A little while ago I had another letter, this time scrambling both my first name and address.
My own happy travails sit within a wider field of misspelt names. Here’s the 1609 first quarto edition of Pericles by Shakespeare and George Wilkins – the printers employed by publisher Henry Gosson got the name of Pericles’ daughter, Marina, wrong on the title-page.
And here’s a related bibliographical moment. To most if not all copies of her 1668 Plays Never Before Printed (1668), the brilliant writer and scientist Margaret Cavendish pasted in thin slips of paper next to particular scenes or songs with the note 'Written by my Lord Duke' – attributing those parts to her husband, William Cavendish, 1st Duke of Newcastle.
Evidently the attribution mattered to Cavendish – did she like a sense of marriage-as-collaborative-writing? – and she probably had sheets printed with repetitions of this note, which she then cut up and stuck in: correct naming as something belated, layered on top of a text, and a matter of scissors and glue.
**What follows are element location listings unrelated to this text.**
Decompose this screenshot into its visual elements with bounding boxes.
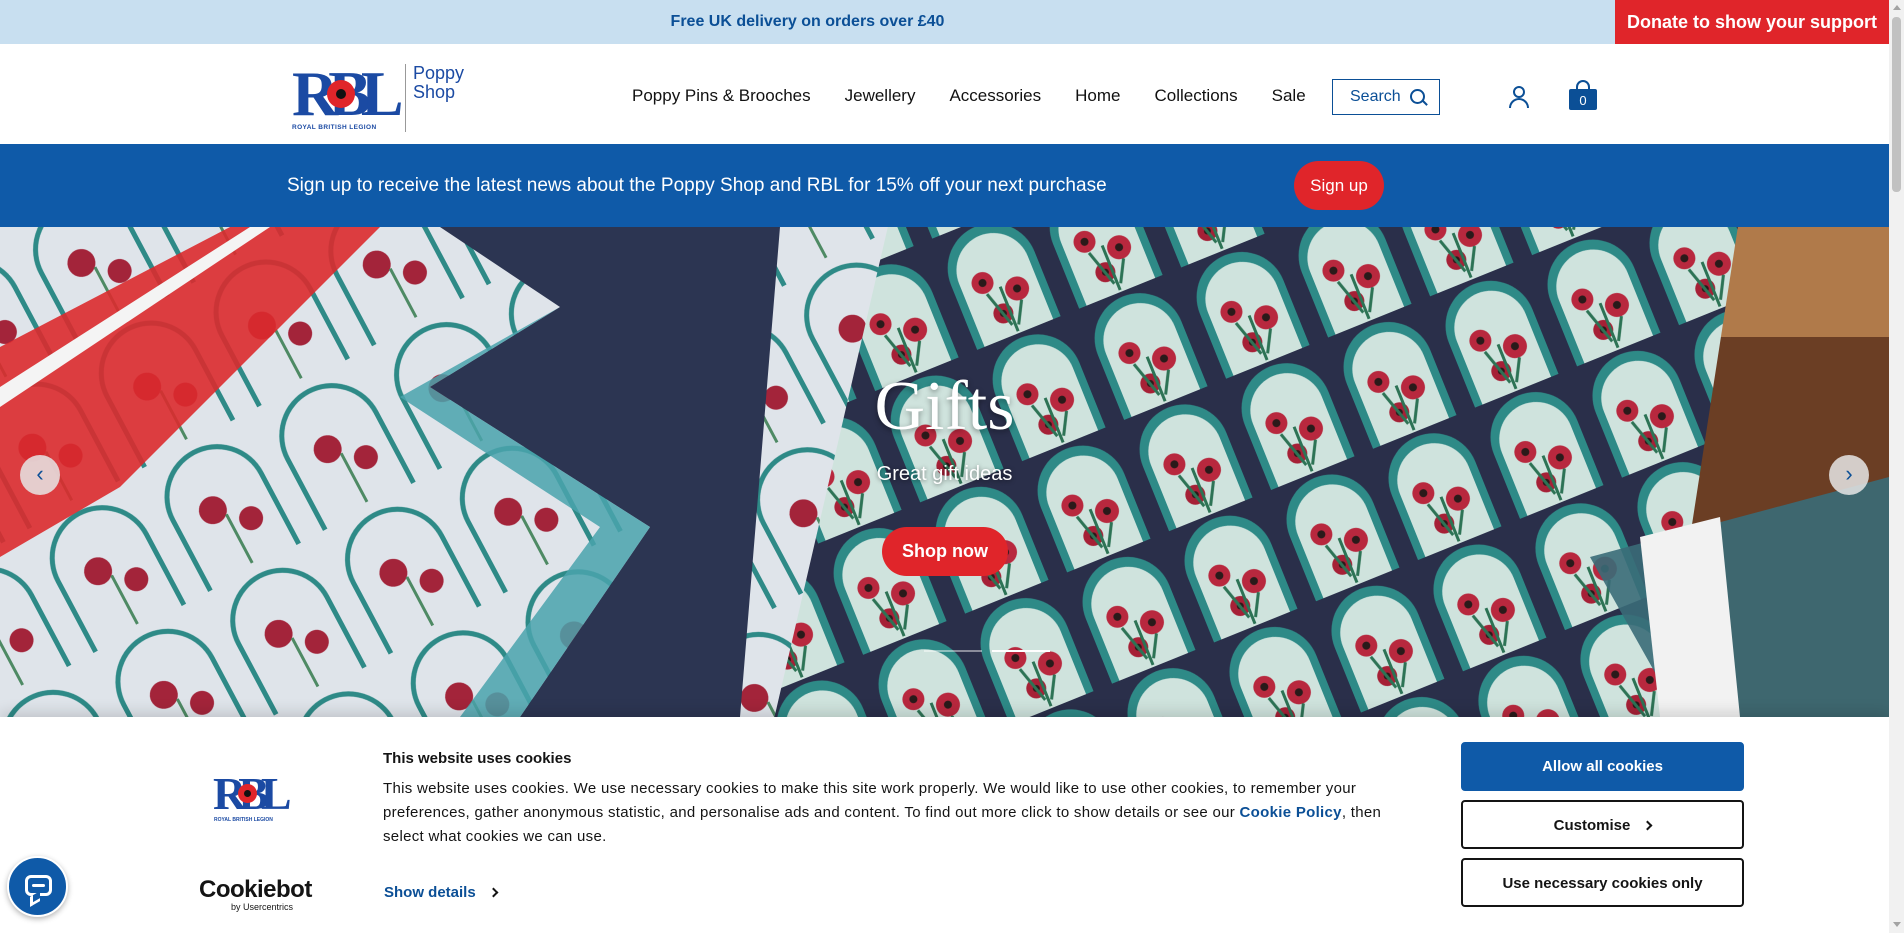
shop-name: Poppy Shop [413,63,465,102]
rbl-cookie-logo: RBL ROYAL BRITISH LEGION [213,771,292,825]
hero-subtitle: Great gift ideas [876,463,1013,485]
carousel-indicators [924,650,1050,652]
site-header: RBL ROYAL BRITISH LEGION Poppy Shop Popp… [0,44,1889,144]
shopping-bag-icon[interactable]: 0 [1569,80,1597,110]
nav-collections[interactable]: Collections [1154,86,1237,106]
carousel-dot-1[interactable] [924,650,982,652]
search-button[interactable]: Search [1332,79,1440,115]
carousel-dot-2[interactable] [992,650,1050,652]
necessary-cookies-only-button[interactable]: Use necessary cookies only [1461,858,1744,907]
cookiebot-logo: Cookiebot by Usercentrics [199,876,312,913]
top-promo-bar: Free UK delivery on orders over £40 Dona… [0,0,1889,44]
hero-title: Gifts [874,368,1015,445]
search-icon [1410,89,1425,104]
user-icon[interactable] [1508,86,1530,110]
poppy-icon [327,80,355,108]
cookie-policy-link[interactable]: Cookie Policy [1240,804,1342,821]
cookie-consent-banner: RBL ROYAL BRITISH LEGION Cookiebot by Us… [0,717,1889,933]
search-label: Search [1350,88,1401,105]
customise-cookies-button[interactable]: Customise [1461,800,1744,849]
rbl-logo-subtitle: ROYAL BRITISH LEGION [292,124,377,131]
nav-poppy-pins-brooches[interactable]: Poppy Pins & Brooches [632,86,811,106]
newsletter-signup-bar: Sign up to receive the latest news about… [0,144,1889,227]
scroll-up-arrow-icon[interactable] [1893,5,1901,10]
scrollbar-thumb[interactable] [1892,17,1901,192]
free-delivery-message: Free UK delivery on orders over £40 [670,13,945,30]
hero-carousel: ‹ › Gifts Great gift ideas Shop now [0,227,1889,717]
allow-all-cookies-button[interactable]: Allow all cookies [1461,742,1744,791]
shop-now-button[interactable]: Shop now [882,527,1008,576]
nav-jewellery[interactable]: Jewellery [845,86,916,106]
poppy-shop-logo[interactable]: RBL ROYAL BRITISH LEGION Poppy Shop [292,62,472,136]
main-nav: Poppy Pins & Brooches Jewellery Accessor… [632,86,1340,106]
cookie-title: This website uses cookies [383,750,572,767]
nav-home[interactable]: Home [1075,86,1120,106]
poppy-icon [238,784,257,803]
show-details-link[interactable]: Show details [384,884,499,901]
donate-button[interactable]: Donate to show your support [1615,0,1889,44]
chevron-right-icon [1642,820,1653,831]
scroll-down-arrow-icon[interactable] [1893,922,1901,927]
sign-up-button[interactable]: Sign up [1294,161,1384,210]
nav-sale[interactable]: Sale [1272,86,1306,106]
logo-divider [405,64,406,132]
signup-message: Sign up to receive the latest news about… [287,175,1107,196]
nav-accessories[interactable]: Accessories [949,86,1041,106]
chat-bubble-icon[interactable] [7,856,68,917]
cart-count: 0 [1569,89,1597,110]
chevron-right-icon [488,887,499,898]
page-scrollbar[interactable] [1889,0,1904,933]
cookie-description: This website uses cookies. We use necess… [383,780,1382,845]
My husband’s surname is Bratby which gets mangled surprisingly frequently to Bradbury and Bradley. It reminded me too of the Imogen/Innogen controversy in Cymbeline. So interesting, thanks!
Thanks for this, Adam - I sympathise! We are Wikeley pronounced Like-ly, but most people go for "Wik-er-ley" if they haven't heard better, and the more the world becomes text based the harder it becomes to hold the line. The original spelling was probably Wykeley. I wonder if there's something going on here with accents and vowel shifts... (Wykeley's/Wikeley is originally a midlands name).